BUCHHANDEL: Gleiche Kette, ungleicher Lohn

Die Thalia-Tochter Grüttefien zahlt - anders als die Konzernmutter - "sittenwidrige Dumpinglöhne", klagt Ver.di. Die Firma findet den Vergleich "irreführend"

Aus Sicht der KundInnen gibt es zwischen den Thalia-Filialen kaum Unterschiede Bild: dpa

Rein äußerlich, also: in den Buchhandlungen, gibt es keinen Unterschied. Und doch: Thalia ist nicht gleich Thalia, gerade in Bremen. Jedenfalls nicht für die BuchhändlerInnen, die dort arbeiten. Denn die einen werden nach Tarif bezahlt – und die anderen nicht. Macht einen Unterschied von über 40 Prozent und monatlich bis zu 800 Euro, sagt Richard Schmid von der Gewerkschaft Ver.di. Er spricht von „sittenwidrigen Dumpinglöhnen“ bei der Thalia-Tochter Grüttefien, zu der allein in Bremen sieben Läden gehören. Insgesamt gibt es in Bremen und Niedersachsen 30 Thalia-Häuser. 19 davon gehören zur Grüttefien GmbH, an der Thalia seit 2006 eine Mehrheitsbeteiligung hat.

Wer dort arbeitet – als ausgebildeteR BuchhändlerIn mit mehreren Jahren Berufserfahrung – verdient nach Angaben von Ver.di zwischen 7,20 und 8,90 Euro in der Stunde. „Das ist eine Sauerei“, sagt Schmid. Denn laut Tarifvertrag müssten es immerhin 13,52 Euro sein. Und selbst das sei „gerade mal so angemessen“, sagt Schmid, schließlich sei der Job „sehr beratungsintensiv“ und verlange „enormes Fachwissen“, vielfach werde Abitur vorausgesetzt. BerufsanfängerInnen bei Grüttefien bekämen dennoch nur 1.250 Euro brutto für 40 Stunden Arbeit. Der Tarifvertrag sieht dagegen 1.700 Euro für 37,5 Stunden vor. Und Zulagen von 20 Prozent ab 18.30 Uhr, ab 20 Uhr wären es sogar 50 Prozent. Doch bei Grüttefien müssen sie darauf verzichten, ebenso auf einen Betriebsrat. Thalia hat einen. In Bremen ist er für die beiden Innenstadt-Filialen und jene im Rolandcenter zuständig, die anderen, meist in großen Einkaufszentren angesiedelten Läden, gehören zu Grüttefien.

Eine von deren MitarbeiterInnen, die aber nicht genannt werden will, sagt: „Am Ende des Monats weiß ich oft nicht, wovon ich essen kaufen soll.“ Das Grüttefien schlecht zahlt – das habe sie schon gewusst, bevor sie dort vor ein paar Jahren anfing. Doch hoffte sie nach der Übernahme durch Thalia auf eine Angleichung an deren Gehaltsniveau. Vergebens.

In der Firmenzentrale von Thalia findet man den Vergleich der Mutter- mit der Tochterfirma „irreführend“ und „nicht sinnvoll“ – weil Grüttefien „von jeher nicht an den Tarif gebunden“ und auch sonst „nicht direkt mit anderen Vertriebsgesellschaften in der Thalia Gruppe vergleichbar“ sei. Ansonsten will man die gegenwärtigen Protestaktionen von Ver.di aber „nicht kommentieren“. Bei Grüttefien selbst will man sich gar nicht äußern.

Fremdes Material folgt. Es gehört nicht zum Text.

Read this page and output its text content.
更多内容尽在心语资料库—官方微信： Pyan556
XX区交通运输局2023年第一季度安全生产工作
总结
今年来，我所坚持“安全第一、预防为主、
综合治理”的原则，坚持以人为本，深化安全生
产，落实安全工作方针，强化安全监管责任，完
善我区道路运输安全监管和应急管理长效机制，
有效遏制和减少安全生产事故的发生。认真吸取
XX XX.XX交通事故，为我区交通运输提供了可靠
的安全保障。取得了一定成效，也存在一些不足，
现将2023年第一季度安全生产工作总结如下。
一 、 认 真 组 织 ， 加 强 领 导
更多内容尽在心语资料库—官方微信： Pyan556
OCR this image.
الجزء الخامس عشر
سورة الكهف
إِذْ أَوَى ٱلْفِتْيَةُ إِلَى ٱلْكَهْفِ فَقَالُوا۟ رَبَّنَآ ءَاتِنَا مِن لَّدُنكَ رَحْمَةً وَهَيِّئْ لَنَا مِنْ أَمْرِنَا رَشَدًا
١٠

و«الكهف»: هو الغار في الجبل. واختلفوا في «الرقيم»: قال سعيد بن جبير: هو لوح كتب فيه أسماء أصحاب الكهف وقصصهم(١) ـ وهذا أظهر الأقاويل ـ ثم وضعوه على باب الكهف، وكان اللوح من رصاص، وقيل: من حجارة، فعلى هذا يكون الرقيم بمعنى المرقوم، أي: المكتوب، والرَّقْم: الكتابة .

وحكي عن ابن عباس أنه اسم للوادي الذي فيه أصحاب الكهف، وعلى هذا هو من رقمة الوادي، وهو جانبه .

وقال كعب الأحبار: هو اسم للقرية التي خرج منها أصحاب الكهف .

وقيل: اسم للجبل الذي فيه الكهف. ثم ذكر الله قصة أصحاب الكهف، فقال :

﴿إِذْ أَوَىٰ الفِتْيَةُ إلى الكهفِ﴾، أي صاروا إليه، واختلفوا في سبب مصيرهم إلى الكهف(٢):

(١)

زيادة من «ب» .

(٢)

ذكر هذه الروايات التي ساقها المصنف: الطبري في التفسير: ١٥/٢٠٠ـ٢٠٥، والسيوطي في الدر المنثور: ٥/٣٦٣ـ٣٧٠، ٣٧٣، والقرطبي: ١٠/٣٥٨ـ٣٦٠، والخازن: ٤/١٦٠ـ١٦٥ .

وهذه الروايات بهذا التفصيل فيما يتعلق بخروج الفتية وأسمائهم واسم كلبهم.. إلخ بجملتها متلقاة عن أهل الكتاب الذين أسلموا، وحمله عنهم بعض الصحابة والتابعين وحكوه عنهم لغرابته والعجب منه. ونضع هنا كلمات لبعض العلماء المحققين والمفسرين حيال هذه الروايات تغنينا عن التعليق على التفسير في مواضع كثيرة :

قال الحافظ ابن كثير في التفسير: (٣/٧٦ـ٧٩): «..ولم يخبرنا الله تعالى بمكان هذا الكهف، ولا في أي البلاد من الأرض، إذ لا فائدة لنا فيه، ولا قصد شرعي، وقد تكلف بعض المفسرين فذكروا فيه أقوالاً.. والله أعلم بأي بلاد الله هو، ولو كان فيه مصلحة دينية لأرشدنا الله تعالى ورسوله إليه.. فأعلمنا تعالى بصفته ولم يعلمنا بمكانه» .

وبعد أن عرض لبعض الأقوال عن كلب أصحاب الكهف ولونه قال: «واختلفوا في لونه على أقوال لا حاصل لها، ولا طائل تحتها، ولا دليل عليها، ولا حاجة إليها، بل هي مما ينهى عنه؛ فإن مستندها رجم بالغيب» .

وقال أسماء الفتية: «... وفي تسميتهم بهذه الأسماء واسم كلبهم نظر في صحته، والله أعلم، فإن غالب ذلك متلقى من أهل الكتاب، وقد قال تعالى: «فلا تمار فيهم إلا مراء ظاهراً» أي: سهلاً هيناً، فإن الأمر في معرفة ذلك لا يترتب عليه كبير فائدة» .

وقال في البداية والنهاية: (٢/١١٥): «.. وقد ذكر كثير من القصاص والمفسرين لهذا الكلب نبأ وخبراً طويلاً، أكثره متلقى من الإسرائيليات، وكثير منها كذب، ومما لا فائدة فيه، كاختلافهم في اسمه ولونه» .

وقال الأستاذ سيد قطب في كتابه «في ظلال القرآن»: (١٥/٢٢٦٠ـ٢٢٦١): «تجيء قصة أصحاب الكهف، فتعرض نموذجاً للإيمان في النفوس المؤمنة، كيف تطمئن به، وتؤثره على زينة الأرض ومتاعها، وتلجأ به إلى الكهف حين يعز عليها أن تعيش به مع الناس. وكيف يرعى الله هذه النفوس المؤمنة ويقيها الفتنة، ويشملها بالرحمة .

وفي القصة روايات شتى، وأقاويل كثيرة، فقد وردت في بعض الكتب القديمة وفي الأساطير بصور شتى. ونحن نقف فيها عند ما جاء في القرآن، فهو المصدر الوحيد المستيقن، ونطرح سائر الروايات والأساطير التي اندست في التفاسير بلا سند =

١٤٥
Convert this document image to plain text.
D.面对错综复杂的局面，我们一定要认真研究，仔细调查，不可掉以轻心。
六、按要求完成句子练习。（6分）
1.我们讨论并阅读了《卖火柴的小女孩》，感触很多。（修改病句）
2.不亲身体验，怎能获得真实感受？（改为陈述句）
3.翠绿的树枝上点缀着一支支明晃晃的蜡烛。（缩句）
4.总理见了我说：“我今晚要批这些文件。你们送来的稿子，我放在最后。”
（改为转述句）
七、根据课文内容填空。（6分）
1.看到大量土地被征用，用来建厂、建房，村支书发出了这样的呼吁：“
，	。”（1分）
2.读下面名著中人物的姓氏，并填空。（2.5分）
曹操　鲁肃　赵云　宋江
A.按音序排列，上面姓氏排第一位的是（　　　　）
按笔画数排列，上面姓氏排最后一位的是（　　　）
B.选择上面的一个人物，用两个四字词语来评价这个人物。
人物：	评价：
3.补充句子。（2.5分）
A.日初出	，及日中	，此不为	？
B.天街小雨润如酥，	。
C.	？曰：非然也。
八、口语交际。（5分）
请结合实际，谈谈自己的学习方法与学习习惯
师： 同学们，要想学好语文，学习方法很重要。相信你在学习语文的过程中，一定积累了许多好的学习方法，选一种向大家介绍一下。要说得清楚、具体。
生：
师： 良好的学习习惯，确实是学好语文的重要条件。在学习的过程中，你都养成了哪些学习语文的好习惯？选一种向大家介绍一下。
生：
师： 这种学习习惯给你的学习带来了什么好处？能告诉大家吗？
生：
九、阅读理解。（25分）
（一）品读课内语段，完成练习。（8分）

Die kleine Buchhandelsgruppe aus Varel mit etwa 250 Beschäftigten sei kein Einzelfall, so Schmid. Zwar werde nach Tarifvertrag bezahlt, wer etwa bei der Büchergilde arbeite. Doch gerade kleinere Sortimentsbuchhandlungen arbeiteten mit „sehr hoher Selbstausbeutung“.

Doch auch bei Thalia ist die Zukunft unklar. Seit Wochen schon wird über einen möglichen Verkauf und Filialschließungen spekuliert. Der Konzern hat kürzlich „Restrukturierungen“ angekündigt, weil KundInnen zunehmend ins Internet abwanderten. Zwar werde es auch in 20 Jahren noch Buchhandlungen geben, sagte Vorstandschef Henning Kreke. Sie würden aber „immer kleiner“, „intimer“. Im großen Thalia-Laden in der Obernstraße hegt man bislang jedoch „keine große Furcht“, so Filialleiter Volker Stuhldreher.